As others have said, the problem emerges from this behavior:
Prelude> ( (7^7^7`mod`5`mod`2)==1, [False,True]!!(7^7^7`mod`5`mod`2) )
(True,False)
Prelude> 7^7^7`mod`5`mod`2 :: Integer
1
Prelude> 7^7^7`mod`5`mod`2 :: Int
0
This happens because 7^7^7 is a huge number (about 700,000 decimal digits) which easily overflows a 64-bit Int type, but the problem will not be reproducible on 32-bit systems:
Prelude> :m + Data.Int
Prelude Data.Int> 7^7^7 :: Int64
-3568518334133427593
Prelude Data.Int> 7^7^7 :: Int32
1602364023
Prelude Data.Int> 7^7^7 :: Int16
8823
If using rem (7^7^7) 5 the remainder for Int64 will be reported as -3 but since -3 is equivalent to +2 modulo 5, mod reports +2.
The Integer answer is used on the left due to the defaulting rules for Integral classes; the platform-specific Int type is used on the right due to the type of (!!) :: [a] -> Int -> a. If you use the appropriate indexing operator for Integral a you instead get something consistent:
Prelude> :m + Data.List
Prelude Data.List> ((7^7^7`mod`5`mod`2) == 1, genericIndex [False,True] (7^7^7`mod`5`mod`2))
(True,True)
The problem here is not referential transparency because the functions that we're calling ^ are actually two different functions (as they have different types). What has tripped you up is typeclasses, which are an implementation of constrained ambiguity in Haskell; you have discovered that this ambiguity (unlike unconstrained ambiguity -- i.e. parametric types) can deliver counterintuitive results. This shouldn't be too surprising but it's definitely a little strange at times.
A another type has been chosen, because !! requires an Int. The full computation now uses Int instead of Integer.

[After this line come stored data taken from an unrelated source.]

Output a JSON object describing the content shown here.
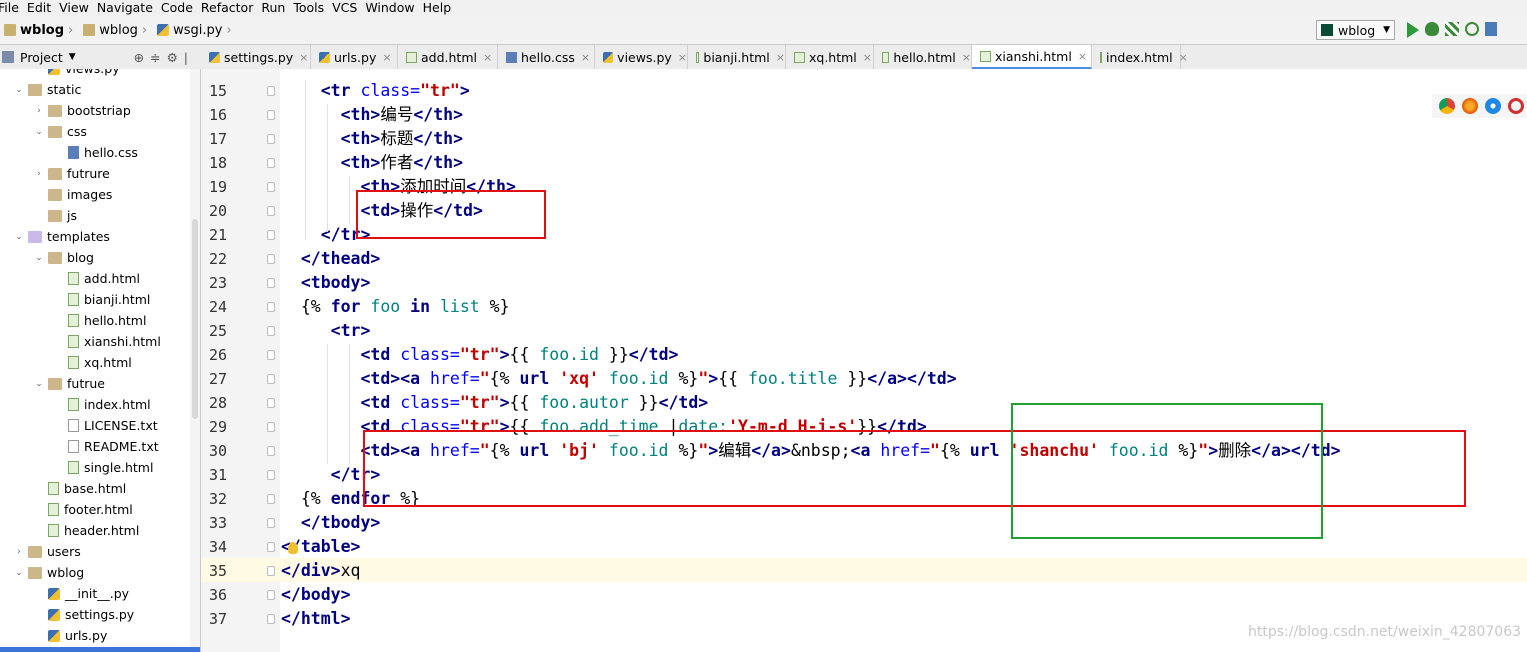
{
  "menu": [
    "File",
    "Edit",
    "View",
    "Navigate",
    "Code",
    "Refactor",
    "Run",
    "Tools",
    "VCS",
    "Window",
    "Help"
  ],
  "breadcrumb": [
    "wblog",
    "wblog",
    "wsgi.py"
  ],
  "run_config": "wblog",
  "project_panel": {
    "label": "Project"
  },
  "tabs": [
    {
      "label": "settings.py",
      "kind": "py"
    },
    {
      "label": "urls.py",
      "kind": "py"
    },
    {
      "label": "add.html",
      "kind": "html"
    },
    {
      "label": "hello.css",
      "kind": "css"
    },
    {
      "label": "views.py",
      "kind": "py"
    },
    {
      "label": "bianji.html",
      "kind": "html"
    },
    {
      "label": "xq.html",
      "kind": "html"
    },
    {
      "label": "hello.html",
      "kind": "html"
    },
    {
      "label": "xianshi.html",
      "kind": "html",
      "active": true
    },
    {
      "label": "index.html",
      "kind": "html"
    }
  ],
  "tree": [
    {
      "label": "views.py",
      "depth": 2,
      "kind": "py"
    },
    {
      "label": "static",
      "depth": 1,
      "kind": "folder",
      "open": true
    },
    {
      "label": "bootstriap",
      "depth": 2,
      "kind": "folder",
      "open": false
    },
    {
      "label": "css",
      "depth": 2,
      "kind": "folder",
      "open": true
    },
    {
      "label": "hello.css",
      "depth": 3,
      "kind": "css"
    },
    {
      "label": "futrure",
      "depth": 2,
      "kind": "folder",
      "open": false
    },
    {
      "label": "images",
      "depth": 2,
      "kind": "folder"
    },
    {
      "label": "js",
      "depth": 2,
      "kind": "folder"
    },
    {
      "label": "templates",
      "depth": 1,
      "kind": "tpl",
      "open": true
    },
    {
      "label": "blog",
      "depth": 2,
      "kind": "folder",
      "open": true
    },
    {
      "label": "add.html",
      "depth": 3,
      "kind": "html"
    },
    {
      "label": "bianji.html",
      "depth": 3,
      "kind": "html"
    },
    {
      "label": "hello.html",
      "depth": 3,
      "kind": "html"
    },
    {
      "label": "xianshi.html",
      "depth": 3,
      "kind": "html"
    },
    {
      "label": "xq.html",
      "depth": 3,
      "kind": "html"
    },
    {
      "label": "futrue",
      "depth": 2,
      "kind": "folder",
      "open": true
    },
    {
      "label": "index.html",
      "depth": 3,
      "kind": "html"
    },
    {
      "label": "LICENSE.txt",
      "depth": 3,
      "kind": "txt"
    },
    {
      "label": "README.txt",
      "depth": 3,
      "kind": "txt"
    },
    {
      "label": "single.html",
      "depth": 3,
      "kind": "html"
    },
    {
      "label": "base.html",
      "depth": 2,
      "kind": "html"
    },
    {
      "label": "footer.html",
      "depth": 2,
      "kind": "html"
    },
    {
      "label": "header.html",
      "depth": 2,
      "kind": "html"
    },
    {
      "label": "users",
      "depth": 1,
      "kind": "folder",
      "open": false
    },
    {
      "label": "wblog",
      "depth": 1,
      "kind": "folder",
      "open": true
    },
    {
      "label": "__init__.py",
      "depth": 2,
      "kind": "py"
    },
    {
      "label": "settings.py",
      "depth": 2,
      "kind": "py"
    },
    {
      "label": "urls.py",
      "depth": 2,
      "kind": "py"
    }
  ],
  "code_lines": [
    {
      "n": "15",
      "indent": "    ",
      "tokens": [
        [
          "tg",
          "<tr "
        ],
        [
          "at",
          "class="
        ],
        [
          "st",
          "\"tr\""
        ],
        [
          "tg",
          ">"
        ]
      ]
    },
    {
      "n": "16",
      "indent": "      ",
      "tokens": [
        [
          "tg",
          "<th>"
        ],
        [
          "tx",
          "编号"
        ],
        [
          "tg",
          "</th>"
        ]
      ]
    },
    {
      "n": "17",
      "indent": "      ",
      "tokens": [
        [
          "tg",
          "<th>"
        ],
        [
          "tx",
          "标题"
        ],
        [
          "tg",
          "</th>"
        ]
      ]
    },
    {
      "n": "18",
      "indent": "      ",
      "tokens": [
        [
          "tg",
          "<th>"
        ],
        [
          "tx",
          "作者"
        ],
        [
          "tg",
          "</th>"
        ]
      ]
    },
    {
      "n": "19",
      "indent": "        ",
      "tokens": [
        [
          "tg",
          "<th>"
        ],
        [
          "tx",
          "添加时间"
        ],
        [
          "tg",
          "</th>"
        ]
      ]
    },
    {
      "n": "20",
      "indent": "        ",
      "tokens": [
        [
          "tg",
          "<td>"
        ],
        [
          "tx",
          "操作"
        ],
        [
          "tg",
          "</td>"
        ]
      ]
    },
    {
      "n": "21",
      "indent": "    ",
      "tokens": [
        [
          "tg",
          "</tr>"
        ]
      ]
    },
    {
      "n": "22",
      "indent": "  ",
      "tokens": [
        [
          "tg",
          "</thead>"
        ]
      ]
    },
    {
      "n": "23",
      "indent": "  ",
      "tokens": [
        [
          "tg",
          "<tbody>"
        ]
      ]
    },
    {
      "n": "24",
      "indent": "  ",
      "tokens": [
        [
          "tx",
          "{% "
        ],
        [
          "kw",
          "for"
        ],
        [
          "vr",
          " foo "
        ],
        [
          "kw",
          "in"
        ],
        [
          "vr",
          " list "
        ],
        [
          "tx",
          "%}"
        ]
      ]
    },
    {
      "n": "25",
      "indent": "     ",
      "tokens": [
        [
          "tg",
          "<tr>"
        ]
      ]
    },
    {
      "n": "26",
      "indent": "        ",
      "tokens": [
        [
          "tg",
          "<td "
        ],
        [
          "at",
          "class="
        ],
        [
          "st",
          "\"tr\""
        ],
        [
          "tg",
          ">"
        ],
        [
          "tx",
          "{{ "
        ],
        [
          "vr",
          "foo.id"
        ],
        [
          "tx",
          " }}"
        ],
        [
          "tg",
          "</td>"
        ]
      ]
    },
    {
      "n": "27",
      "indent": "        ",
      "tokens": [
        [
          "tg",
          "<td><a "
        ],
        [
          "at",
          "href="
        ],
        [
          "st",
          "\""
        ],
        [
          "tx",
          "{% "
        ],
        [
          "kw",
          "url "
        ],
        [
          "st",
          "'xq'"
        ],
        [
          "vr",
          " foo.id "
        ],
        [
          "tx",
          "%}"
        ],
        [
          "st",
          "\""
        ],
        [
          "tg",
          ">"
        ],
        [
          "tx",
          "{{ "
        ],
        [
          "vr",
          "foo.title"
        ],
        [
          "tx",
          " }}"
        ],
        [
          "tg",
          "</a></td>"
        ]
      ]
    },
    {
      "n": "28",
      "indent": "        ",
      "tokens": [
        [
          "tg",
          "<td "
        ],
        [
          "at",
          "class="
        ],
        [
          "st",
          "\"tr\""
        ],
        [
          "tg",
          ">"
        ],
        [
          "tx",
          "{{ "
        ],
        [
          "vr",
          "foo.autor"
        ],
        [
          "tx",
          " }}"
        ],
        [
          "tg",
          "</td>"
        ]
      ]
    },
    {
      "n": "29",
      "indent": "        ",
      "tokens": [
        [
          "tg",
          "<td "
        ],
        [
          "at",
          "class="
        ],
        [
          "st",
          "\"tr\""
        ],
        [
          "tg",
          ">"
        ],
        [
          "tx",
          "{{ "
        ],
        [
          "vr",
          "foo.add_time "
        ],
        [
          "tx",
          "|"
        ],
        [
          "vr",
          "date:"
        ],
        [
          "st",
          "'Y-m-d H-i-s'"
        ],
        [
          "tx",
          "}}"
        ],
        [
          "tg",
          "</td>"
        ]
      ]
    },
    {
      "n": "30",
      "indent": "        ",
      "tokens": [
        [
          "tg",
          "<td><a "
        ],
        [
          "at",
          "href="
        ],
        [
          "st",
          "\""
        ],
        [
          "tx",
          "{% "
        ],
        [
          "kw",
          "url "
        ],
        [
          "st",
          "'bj'"
        ],
        [
          "vr",
          " foo.id "
        ],
        [
          "tx",
          "%}"
        ],
        [
          "st",
          "\""
        ],
        [
          "tg",
          ">"
        ],
        [
          "tx",
          "编辑"
        ],
        [
          "tg",
          "</a>"
        ],
        [
          "ent",
          "&nbsp;"
        ],
        [
          "tg",
          "<a "
        ],
        [
          "at",
          "href="
        ],
        [
          "st",
          "\""
        ],
        [
          "tx",
          "{% "
        ],
        [
          "kw",
          "url "
        ],
        [
          "st",
          "'shanchu'"
        ],
        [
          "vr",
          " foo.id "
        ],
        [
          "tx",
          "%}"
        ],
        [
          "st",
          "\""
        ],
        [
          "tg",
          ">"
        ],
        [
          "tx",
          "删除"
        ],
        [
          "tg",
          "</a></td>"
        ]
      ]
    },
    {
      "n": "31",
      "indent": "     ",
      "tokens": [
        [
          "tg",
          "</tr>"
        ]
      ]
    },
    {
      "n": "32",
      "indent": "  ",
      "tokens": [
        [
          "tx",
          "{% "
        ],
        [
          "kw",
          "endfor"
        ],
        [
          "tx",
          " %}"
        ]
      ]
    },
    {
      "n": "33",
      "indent": "  ",
      "tokens": [
        [
          "tg",
          "</tbody>"
        ]
      ]
    },
    {
      "n": "34",
      "indent": "",
      "tokens": [
        [
          "tg",
          "</table>"
        ]
      ]
    },
    {
      "n": "35",
      "indent": "",
      "tokens": [
        [
          "tg",
          "</div>"
        ],
        [
          "tx",
          "xq"
        ]
      ]
    },
    {
      "n": "36",
      "indent": "",
      "tokens": [
        [
          "tg",
          "</body>"
        ]
      ]
    },
    {
      "n": "37",
      "indent": "",
      "tokens": [
        [
          "tg",
          "</html>"
        ]
      ]
    }
  ],
  "watermark": "https://blog.csdn.net/weixin_42807063",
  "colors": {
    "accent": "#4a8fe0",
    "highlight_red": "#e01010",
    "highlight_green": "#20a030",
    "current_line": "#fffae3"
  }
}
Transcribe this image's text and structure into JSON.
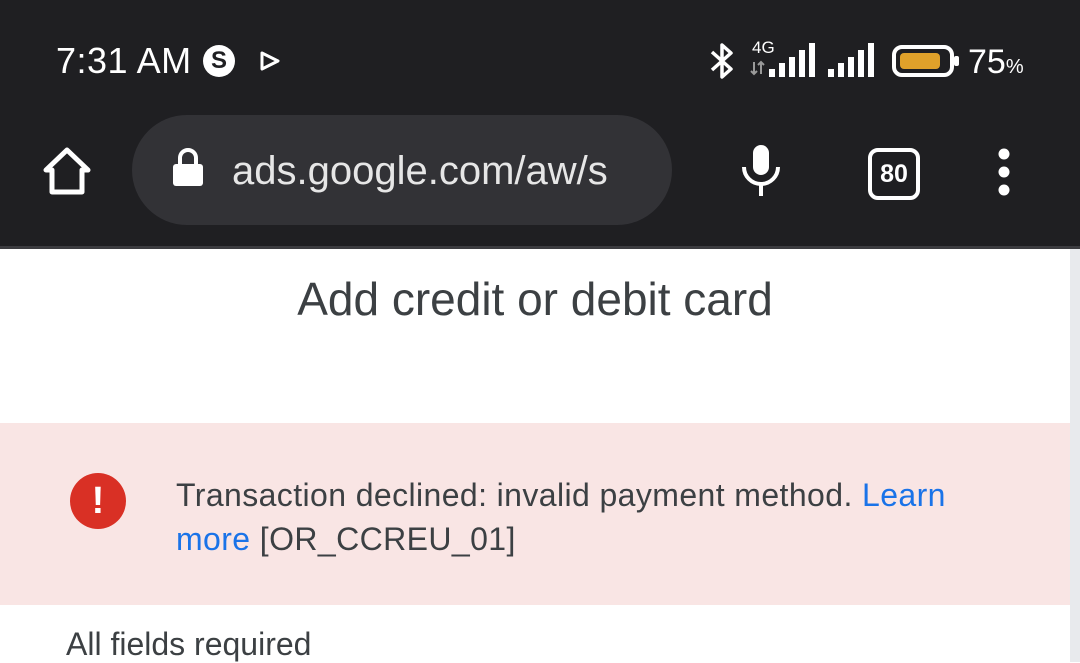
{
  "status_bar": {
    "time": "7:31 AM",
    "app_badge": "S",
    "network_label": "4G",
    "battery_percent": "75",
    "battery_unit": "%",
    "icons": [
      "s-app-icon",
      "play-icon",
      "bluetooth-icon",
      "data-arrows-icon",
      "signal-icon",
      "signal-icon",
      "battery-icon"
    ]
  },
  "browser": {
    "url": "ads.google.com/aw/s",
    "tab_count": "80",
    "icons": [
      "home-icon",
      "lock-icon",
      "mic-icon",
      "tabs-icon",
      "more-vert-icon"
    ]
  },
  "page": {
    "title": "Add credit or debit card",
    "error": {
      "message": "Transaction declined: invalid payment method. ",
      "link_label": "Learn more",
      "code": " [OR_CCREU_01]",
      "icon": "error-icon"
    },
    "required_note": "All fields required"
  },
  "colors": {
    "chrome_bg": "#1f1f22",
    "error_bg": "#f9e5e4",
    "error_red": "#d93025",
    "link_blue": "#1a73e8",
    "battery_fill": "#e0a12a"
  }
}
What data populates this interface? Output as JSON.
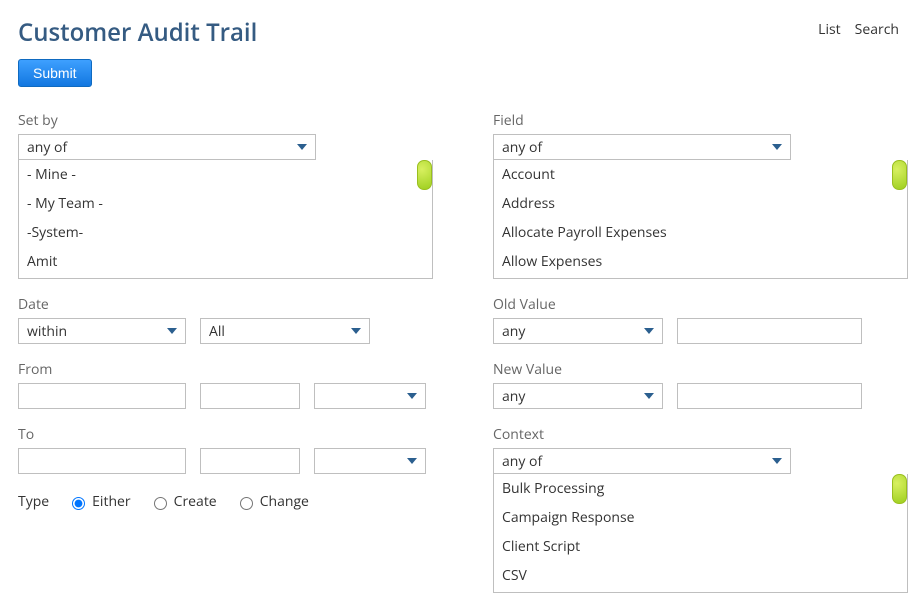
{
  "header": {
    "title": "Customer Audit Trail",
    "links": {
      "list": "List",
      "search": "Search"
    }
  },
  "buttons": {
    "submit": "Submit"
  },
  "left": {
    "set_by": {
      "label": "Set by",
      "selected": "any of",
      "options": [
        "- Mine -",
        "- My Team -",
        "-System-",
        "Amit"
      ]
    },
    "date": {
      "label": "Date",
      "mode": "within",
      "range": "All"
    },
    "from": {
      "label": "From"
    },
    "to": {
      "label": "To"
    },
    "type": {
      "label": "Type",
      "options": {
        "either": "Either",
        "create": "Create",
        "change": "Change"
      },
      "selected": "either"
    }
  },
  "right": {
    "field": {
      "label": "Field",
      "selected": "any of",
      "options": [
        "Account",
        "Address",
        "Allocate Payroll Expenses",
        "Allow Expenses"
      ]
    },
    "old_value": {
      "label": "Old Value",
      "mode": "any"
    },
    "new_value": {
      "label": "New Value",
      "mode": "any"
    },
    "context": {
      "label": "Context",
      "selected": "any of",
      "options": [
        "Bulk Processing",
        "Campaign Response",
        "Client Script",
        "CSV"
      ]
    }
  }
}
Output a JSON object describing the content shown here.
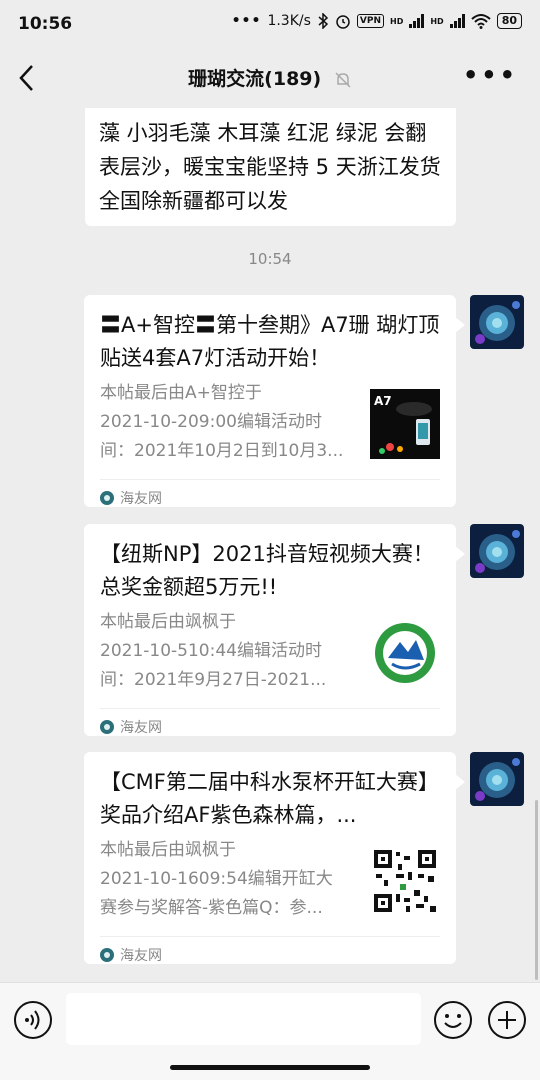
{
  "status_bar": {
    "time": "10:56",
    "speed": "1.3K/s",
    "vpn": "VPN",
    "hd1": "HD",
    "hd2": "HD",
    "battery": "80"
  },
  "header": {
    "title": "珊瑚交流(189)"
  },
  "messages": {
    "text_bubble": "藻 小羽毛藻 木耳藻 红泥 绿泥 会翻表层沙，暖宝宝能坚持 5 天浙江发货全国除新疆都可以发",
    "timestamp": "10:54"
  },
  "cards": [
    {
      "title": "〓A+智控〓第十叁期》A7珊 瑚灯顶贴送4套A7灯活动开始！",
      "desc": [
        "本帖最后由A+智控于",
        "2021-10-209:00编辑活动时",
        "间：2021年10月2日到10月3..."
      ],
      "source": "海友网",
      "thumb_label": "A7"
    },
    {
      "title": "【纽斯NP】2021抖音短视频大赛！总奖金额超5万元!!",
      "desc": [
        "本帖最后由飒枫于",
        "2021-10-510:44编辑活动时",
        "间：2021年9月27日-2021..."
      ],
      "source": "海友网"
    },
    {
      "title": "【CMF第二届中科水泵杯开缸大赛】奖品介绍AF紫色森林篇，...",
      "desc": [
        "本帖最后由飒枫于",
        "2021-10-1609:54编辑开缸大",
        "赛参与奖解答-紫色篇Q：参..."
      ],
      "source": "海友网"
    }
  ],
  "icons": {
    "back": "back-arrow-icon",
    "mute": "mute-bell-icon",
    "more": "more-dots-icon",
    "voice": "voice-icon",
    "emoji": "emoji-icon",
    "plus": "plus-icon"
  },
  "colors": {
    "background": "#ededed",
    "bubble": "#ffffff",
    "secondary_text": "#888888",
    "source_icon": "#2b6f7a"
  }
}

λ> ( (7^7^7`mod`5`mod`2 :: Int)==1, [False,True]!!(7^7^7`mod`5`mod`2) )
(False,False)
What you think this has to do with referential transparency? Your uses of 7, ^, mod, 5, 2, and == are applications of those variables to dictionaries, yes, but I don't see why you think that fact makes Haskell referentially opaque. Often applying the same function to different arguments produces different results, after all!
Referential transparency has to do with this expression:
let x :: Int = 7^7^7`mod`5`mod`2 in (x == 1, [False, True] !! x)
x is here a single value, and should always have that same single value.
By contrast, if you say:
let x :: forall a. Num a => a; x = 7^7^7`mod`5`mod`2 in (x == 1, [False, True] !! x)
(or use the expression inline, which is equivalent), x is now a function, and can return different values depending on the Num argument you supply to it. You might as well complain that let f = (+1) in map f [1, 2, 3] is [2, 3, 4], but let f = (+3) in map f [1, 2, 3] is [4, 5, 6] and then say "Haskell gives different values for map f [1, 2, 3] depending on the context so it's referentially opaque"!
Probably another type-inference and referential-transparency related thing is the „dreaded“ Monomorphism restriction (its absence, to be exact). A direct quote:
An example, from „A History of Haskell“:
Consider the genericLength function, from Data.List
genericLength :: Num a => [b] -> a
And consider the function:
f xs = (len, len)
where
len = genericLength xs
len has type Num a => a and, without the monomorphism restriction, it could be computed twice.
Notice that in this case types of both expressions are the same. Results are too, but the substitution isn't always possible.